Alexander and Nelson honor the achievements, courage, and perseverance of ordinary black people as well as prominent black artists, athletes, and activists. The free-verse poem begins: "This is for the unforgettable. / The swift and sweet ones / who hurdled history / and opened a world / of possible. The ones who survived / America / by any means necessary. / And the ones who didn't." While some events (e.g., the transatlantic slave trade) are "unspeakable," Alexander's words convey a sense of pride at what his "unflappable" and "unafraid" ancestors have accomplished and continue to do despite racial oppression. He incorporates the words of black icons (such as Dr. Martin Luther King Jr.) and movements (Black Lives Matter), creating a through-line from past to present. Nelson's paintings effectively use white space to extend the text and amplify its meaning. For example, the image of enslaved people on ships shows the figures in cramped quarters—a double-page spread compact with black bodies; while what accompanies the text for "the ones who didn't [survive]" is simply two blank pages. The realistic oil paintings convey racial oppression in the past (black-and-white images of the four little girls who were killed during the church bombing in Birmingham) and present (full-color paintings of African Americans killed recently by police)—demonstrating that racism remains deeply entrenched in America today. Nelson depicts numerous famous people whom adults and children may recognize, from Billie Holiday to LeBron James, as well as others (Sarah Vaughan, Romare Bearden) whose faces and stories they may not know.
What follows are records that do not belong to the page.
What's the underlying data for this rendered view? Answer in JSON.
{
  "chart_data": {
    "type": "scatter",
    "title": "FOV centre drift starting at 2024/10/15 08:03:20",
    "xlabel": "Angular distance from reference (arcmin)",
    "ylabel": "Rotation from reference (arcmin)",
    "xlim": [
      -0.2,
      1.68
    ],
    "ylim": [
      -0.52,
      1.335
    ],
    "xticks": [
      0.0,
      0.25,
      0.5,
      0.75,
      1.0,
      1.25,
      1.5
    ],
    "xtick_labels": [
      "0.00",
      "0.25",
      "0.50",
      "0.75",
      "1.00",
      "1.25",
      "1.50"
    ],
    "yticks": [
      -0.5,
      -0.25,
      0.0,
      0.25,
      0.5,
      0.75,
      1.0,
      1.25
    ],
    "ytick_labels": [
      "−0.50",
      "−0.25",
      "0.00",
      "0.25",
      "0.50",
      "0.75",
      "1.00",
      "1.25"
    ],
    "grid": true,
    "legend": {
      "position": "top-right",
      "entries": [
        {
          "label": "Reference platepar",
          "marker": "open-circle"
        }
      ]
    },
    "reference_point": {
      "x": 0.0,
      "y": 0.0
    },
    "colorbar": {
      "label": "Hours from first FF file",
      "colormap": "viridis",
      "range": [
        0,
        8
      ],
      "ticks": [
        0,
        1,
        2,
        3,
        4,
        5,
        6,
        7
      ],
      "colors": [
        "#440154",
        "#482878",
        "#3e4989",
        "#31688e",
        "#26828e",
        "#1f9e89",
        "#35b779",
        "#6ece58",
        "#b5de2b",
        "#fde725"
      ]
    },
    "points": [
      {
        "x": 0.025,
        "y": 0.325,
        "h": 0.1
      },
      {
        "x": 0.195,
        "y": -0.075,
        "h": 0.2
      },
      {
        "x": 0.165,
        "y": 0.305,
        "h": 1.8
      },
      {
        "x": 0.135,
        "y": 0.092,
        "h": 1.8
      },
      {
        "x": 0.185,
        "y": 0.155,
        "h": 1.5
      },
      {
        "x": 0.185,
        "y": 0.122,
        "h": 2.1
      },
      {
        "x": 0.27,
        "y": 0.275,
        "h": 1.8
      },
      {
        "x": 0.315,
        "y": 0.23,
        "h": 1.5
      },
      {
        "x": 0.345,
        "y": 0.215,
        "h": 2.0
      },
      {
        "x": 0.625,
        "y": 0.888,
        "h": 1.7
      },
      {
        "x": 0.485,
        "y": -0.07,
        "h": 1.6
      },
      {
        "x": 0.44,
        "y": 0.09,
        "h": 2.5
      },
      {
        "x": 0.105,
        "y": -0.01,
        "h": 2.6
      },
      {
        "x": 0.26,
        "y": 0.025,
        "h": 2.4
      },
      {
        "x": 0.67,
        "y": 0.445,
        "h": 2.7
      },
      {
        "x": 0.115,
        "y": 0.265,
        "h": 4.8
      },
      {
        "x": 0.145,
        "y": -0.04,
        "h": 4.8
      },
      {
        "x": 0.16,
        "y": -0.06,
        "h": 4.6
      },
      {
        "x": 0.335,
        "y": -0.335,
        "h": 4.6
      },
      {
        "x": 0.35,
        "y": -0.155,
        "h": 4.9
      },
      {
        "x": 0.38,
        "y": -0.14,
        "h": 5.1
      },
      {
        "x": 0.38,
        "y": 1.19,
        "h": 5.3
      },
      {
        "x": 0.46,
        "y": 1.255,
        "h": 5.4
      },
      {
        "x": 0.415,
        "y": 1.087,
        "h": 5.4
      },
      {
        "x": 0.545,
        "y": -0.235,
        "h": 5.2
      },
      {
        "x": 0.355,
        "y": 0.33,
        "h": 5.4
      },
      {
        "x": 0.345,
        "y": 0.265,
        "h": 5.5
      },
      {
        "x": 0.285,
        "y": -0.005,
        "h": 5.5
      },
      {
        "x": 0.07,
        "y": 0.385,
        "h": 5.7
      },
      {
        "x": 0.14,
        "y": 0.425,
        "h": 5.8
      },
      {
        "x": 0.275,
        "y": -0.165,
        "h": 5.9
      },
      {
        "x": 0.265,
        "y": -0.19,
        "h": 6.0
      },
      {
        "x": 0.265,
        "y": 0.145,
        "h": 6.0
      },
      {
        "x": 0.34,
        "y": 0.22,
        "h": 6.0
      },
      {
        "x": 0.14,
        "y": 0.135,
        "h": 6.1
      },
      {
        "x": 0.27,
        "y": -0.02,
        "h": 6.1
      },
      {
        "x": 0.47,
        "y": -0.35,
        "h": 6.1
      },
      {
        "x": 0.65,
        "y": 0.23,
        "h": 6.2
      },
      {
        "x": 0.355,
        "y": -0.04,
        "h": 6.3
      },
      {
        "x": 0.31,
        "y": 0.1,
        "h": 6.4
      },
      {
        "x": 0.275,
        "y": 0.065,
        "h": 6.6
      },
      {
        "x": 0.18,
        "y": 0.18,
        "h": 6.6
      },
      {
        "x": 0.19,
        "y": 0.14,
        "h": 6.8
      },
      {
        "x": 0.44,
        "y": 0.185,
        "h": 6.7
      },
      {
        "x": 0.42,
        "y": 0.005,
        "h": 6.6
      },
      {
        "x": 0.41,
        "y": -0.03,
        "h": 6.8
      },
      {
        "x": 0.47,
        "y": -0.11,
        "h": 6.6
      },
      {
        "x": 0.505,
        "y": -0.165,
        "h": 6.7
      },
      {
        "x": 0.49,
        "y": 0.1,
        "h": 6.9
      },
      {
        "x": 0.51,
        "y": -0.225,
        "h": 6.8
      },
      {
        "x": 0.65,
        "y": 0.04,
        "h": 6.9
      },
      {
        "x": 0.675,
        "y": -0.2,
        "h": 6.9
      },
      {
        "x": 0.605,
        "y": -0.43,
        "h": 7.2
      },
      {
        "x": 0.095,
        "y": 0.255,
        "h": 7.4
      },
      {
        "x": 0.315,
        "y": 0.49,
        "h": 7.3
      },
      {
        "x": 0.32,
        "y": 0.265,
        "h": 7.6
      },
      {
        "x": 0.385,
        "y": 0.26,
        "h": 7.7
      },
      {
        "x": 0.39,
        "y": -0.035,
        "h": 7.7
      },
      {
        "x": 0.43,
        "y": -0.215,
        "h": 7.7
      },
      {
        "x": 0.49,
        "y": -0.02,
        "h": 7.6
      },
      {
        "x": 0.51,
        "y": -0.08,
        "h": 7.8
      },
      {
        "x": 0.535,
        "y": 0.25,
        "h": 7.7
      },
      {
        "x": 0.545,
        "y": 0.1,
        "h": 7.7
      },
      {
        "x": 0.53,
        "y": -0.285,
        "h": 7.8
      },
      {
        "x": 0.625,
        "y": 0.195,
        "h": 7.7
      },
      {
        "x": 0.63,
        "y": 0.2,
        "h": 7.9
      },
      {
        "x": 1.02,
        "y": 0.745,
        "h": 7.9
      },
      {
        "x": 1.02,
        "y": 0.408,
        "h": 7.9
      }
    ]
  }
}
The book concludes with an afterword by Alexander and an annotated list of historical figures and events featured in The Undefeated. jonda c. mcnair March/April 2019 p 93 Copyright 2019 Horn Book Magazine Reviews.

PW Reviews 2019 February #1

Performed first on the ESPN show of the same name, this magnificent anthem to the courage and genius of black Americans has been turned into a picture book with stunning portraits by Nelson (Blue Sky, White Stars). "This is for the unforgettable," Alexander (Out of Wonder) opens, "The swift and sweet ones/ who hurdled history/ and opened a world/ of possible." Jesse Owens flies across the page, every limb outstretched, every muscle taut. Alexander's praise is not just for well-known figures, though; he also writes about nameless heroes ("the ones who survived/ America/ by any means necessary") and unsung martyrs ("the ones who didn't"). And he acknowledges the deepest wounds, repeating the phrase "This is for the unspeakable" over successive portraits of infamous atrocities committed against Americans of African descent. He writes of artistry, "the We Real Cool ones," above the smiling, lit-up faces of vocal and instrumental artists who make up a celestial chorus: Monk and Fitzgerald, Vaughan and Davis. Nelson paints historical figures and contemporary heroes with equal ease and grace; in a final spread, the faces of young black girls and boys look ahead, beaming and determined: "This is for us." Throughout, incantatory usage of "un" words ("unbelievable... unbending... underdogs... uncertain...") rings with force. Alexander remembers peaceful Civil Rights activists, "the righteous marching ones who sang we shall not be moved because black lives matter," communicating clearly that when black lives matter, America is stronger. Historical notes for each figure conclude this powerful work. Ages 4–7. Author's agent: Arielle Eckstut, Levine Greenberg Rostan Literary Agency. Illustrator's agent: Steven Malk, Writers House.(Apr.)